O mal gratuito

Na minha rua, sobre os telhados dos prédios, arrulhando, fazendo ninhos, havia pombinhos. Brancos, cinzentos, manchados, uma boa dúzia deles. Ultimamente, ao final da tarde, escutava o chiar dos borrachinhos, sobre o meu tecto, quando sentiam os pais chegar com o papo cheio para eles. Ouvia-os e ficava satisfeita, porque a ordem da vida cumpria-se tão perto de mim, e enchia-me da paz de quando tudo está certo.
Lá em baixo, à hora do almoço, o velhote perneta que chama sempre a Morena para lhe fazer festas, atirava aos pombos pedacinhos de pão sobrante, que esfarelava nas mãos. Muitas vezes, os pombos partilhavam a refeição com a Morena. Davam-se bem.
No prédio azul, há uma loja de frescos que tem à porta uma tigela de água para os pombinhos. Ontem, junto à água, apenas um, doente, de bico aberto, aflito. O velhote perneta tinha espalhado o pão de cada dia pelo chão, mas não tinha clientes.

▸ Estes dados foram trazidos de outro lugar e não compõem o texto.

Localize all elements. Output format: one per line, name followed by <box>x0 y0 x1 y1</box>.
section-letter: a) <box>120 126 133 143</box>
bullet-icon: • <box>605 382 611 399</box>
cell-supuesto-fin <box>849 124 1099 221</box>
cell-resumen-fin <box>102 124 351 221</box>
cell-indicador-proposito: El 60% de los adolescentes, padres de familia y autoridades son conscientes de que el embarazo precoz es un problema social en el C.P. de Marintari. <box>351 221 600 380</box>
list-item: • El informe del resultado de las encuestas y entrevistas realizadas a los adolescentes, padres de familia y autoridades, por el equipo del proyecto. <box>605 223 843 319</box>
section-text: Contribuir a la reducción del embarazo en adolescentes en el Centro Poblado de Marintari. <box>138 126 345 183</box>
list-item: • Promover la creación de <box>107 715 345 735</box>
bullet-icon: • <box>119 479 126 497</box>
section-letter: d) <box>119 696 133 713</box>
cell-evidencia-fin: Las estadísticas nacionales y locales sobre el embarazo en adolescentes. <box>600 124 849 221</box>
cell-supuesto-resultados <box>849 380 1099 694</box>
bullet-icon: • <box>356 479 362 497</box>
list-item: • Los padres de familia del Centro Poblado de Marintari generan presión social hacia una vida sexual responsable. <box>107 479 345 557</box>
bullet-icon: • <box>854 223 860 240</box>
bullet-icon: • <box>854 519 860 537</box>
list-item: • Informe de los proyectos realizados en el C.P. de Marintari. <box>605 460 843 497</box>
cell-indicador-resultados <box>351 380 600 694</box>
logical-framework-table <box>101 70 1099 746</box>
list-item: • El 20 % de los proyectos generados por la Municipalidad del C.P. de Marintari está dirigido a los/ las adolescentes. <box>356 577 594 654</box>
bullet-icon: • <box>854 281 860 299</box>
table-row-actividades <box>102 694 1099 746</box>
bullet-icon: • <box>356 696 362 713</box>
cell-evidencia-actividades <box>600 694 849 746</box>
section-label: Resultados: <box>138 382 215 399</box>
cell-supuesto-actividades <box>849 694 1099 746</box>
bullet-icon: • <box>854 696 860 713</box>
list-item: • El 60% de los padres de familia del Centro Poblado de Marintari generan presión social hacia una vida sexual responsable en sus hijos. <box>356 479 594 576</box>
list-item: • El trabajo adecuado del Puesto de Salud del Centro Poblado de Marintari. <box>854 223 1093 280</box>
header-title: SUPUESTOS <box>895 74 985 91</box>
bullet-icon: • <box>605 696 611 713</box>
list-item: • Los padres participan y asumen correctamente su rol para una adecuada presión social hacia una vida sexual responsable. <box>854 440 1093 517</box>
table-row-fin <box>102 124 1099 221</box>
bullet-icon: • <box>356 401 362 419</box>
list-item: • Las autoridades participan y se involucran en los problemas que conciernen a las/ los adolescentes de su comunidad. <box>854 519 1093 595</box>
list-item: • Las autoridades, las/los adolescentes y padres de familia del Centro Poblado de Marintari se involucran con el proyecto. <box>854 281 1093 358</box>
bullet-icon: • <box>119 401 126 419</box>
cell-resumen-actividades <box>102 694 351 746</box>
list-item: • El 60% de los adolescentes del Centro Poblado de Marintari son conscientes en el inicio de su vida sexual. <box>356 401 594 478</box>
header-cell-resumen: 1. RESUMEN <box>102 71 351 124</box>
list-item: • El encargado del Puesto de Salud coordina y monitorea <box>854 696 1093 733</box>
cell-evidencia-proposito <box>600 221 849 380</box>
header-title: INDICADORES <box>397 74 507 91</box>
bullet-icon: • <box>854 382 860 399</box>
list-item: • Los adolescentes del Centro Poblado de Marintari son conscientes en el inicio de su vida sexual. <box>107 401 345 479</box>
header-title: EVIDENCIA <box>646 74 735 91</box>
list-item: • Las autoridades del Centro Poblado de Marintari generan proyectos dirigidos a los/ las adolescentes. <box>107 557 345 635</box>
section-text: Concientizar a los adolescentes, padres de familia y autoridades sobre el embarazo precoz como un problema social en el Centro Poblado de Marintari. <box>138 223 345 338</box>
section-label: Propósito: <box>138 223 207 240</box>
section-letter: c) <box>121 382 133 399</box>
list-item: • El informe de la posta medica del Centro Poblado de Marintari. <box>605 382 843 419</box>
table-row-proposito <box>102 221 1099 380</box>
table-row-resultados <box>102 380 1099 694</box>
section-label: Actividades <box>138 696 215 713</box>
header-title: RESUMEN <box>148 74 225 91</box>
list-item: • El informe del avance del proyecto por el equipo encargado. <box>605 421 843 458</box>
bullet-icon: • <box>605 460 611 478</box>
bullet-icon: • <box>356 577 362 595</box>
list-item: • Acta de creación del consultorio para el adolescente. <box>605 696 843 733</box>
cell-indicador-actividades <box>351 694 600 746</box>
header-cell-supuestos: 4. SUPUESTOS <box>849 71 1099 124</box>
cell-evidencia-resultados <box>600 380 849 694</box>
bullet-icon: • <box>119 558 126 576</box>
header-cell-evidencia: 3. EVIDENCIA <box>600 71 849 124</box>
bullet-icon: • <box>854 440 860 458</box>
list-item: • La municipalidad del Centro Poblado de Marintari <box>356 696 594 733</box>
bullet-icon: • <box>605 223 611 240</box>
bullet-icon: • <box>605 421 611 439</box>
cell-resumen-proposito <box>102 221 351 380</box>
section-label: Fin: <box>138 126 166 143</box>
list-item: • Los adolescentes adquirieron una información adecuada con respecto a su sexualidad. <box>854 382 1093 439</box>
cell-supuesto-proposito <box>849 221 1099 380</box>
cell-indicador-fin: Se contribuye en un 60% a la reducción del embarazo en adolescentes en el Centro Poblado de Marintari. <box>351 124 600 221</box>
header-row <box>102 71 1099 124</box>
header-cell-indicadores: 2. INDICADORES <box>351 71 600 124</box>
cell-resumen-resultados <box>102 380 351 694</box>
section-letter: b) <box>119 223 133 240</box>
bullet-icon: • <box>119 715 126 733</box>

Perguntei-lhe, "então, os pombinhos?". "Estão enjoados da refeição", respondeu-me, sorrindo. Não quis dizer-lhe a verdade. Não quis dizer-lhe que o caçador que mora no prédio de trás envenenou os pombos. Que poucos restaram, e esses estão doentes. E que os borrachinhos por cima da minha casa deixaram de chiar. A consciência do mal gratuito não beneficia ninguém.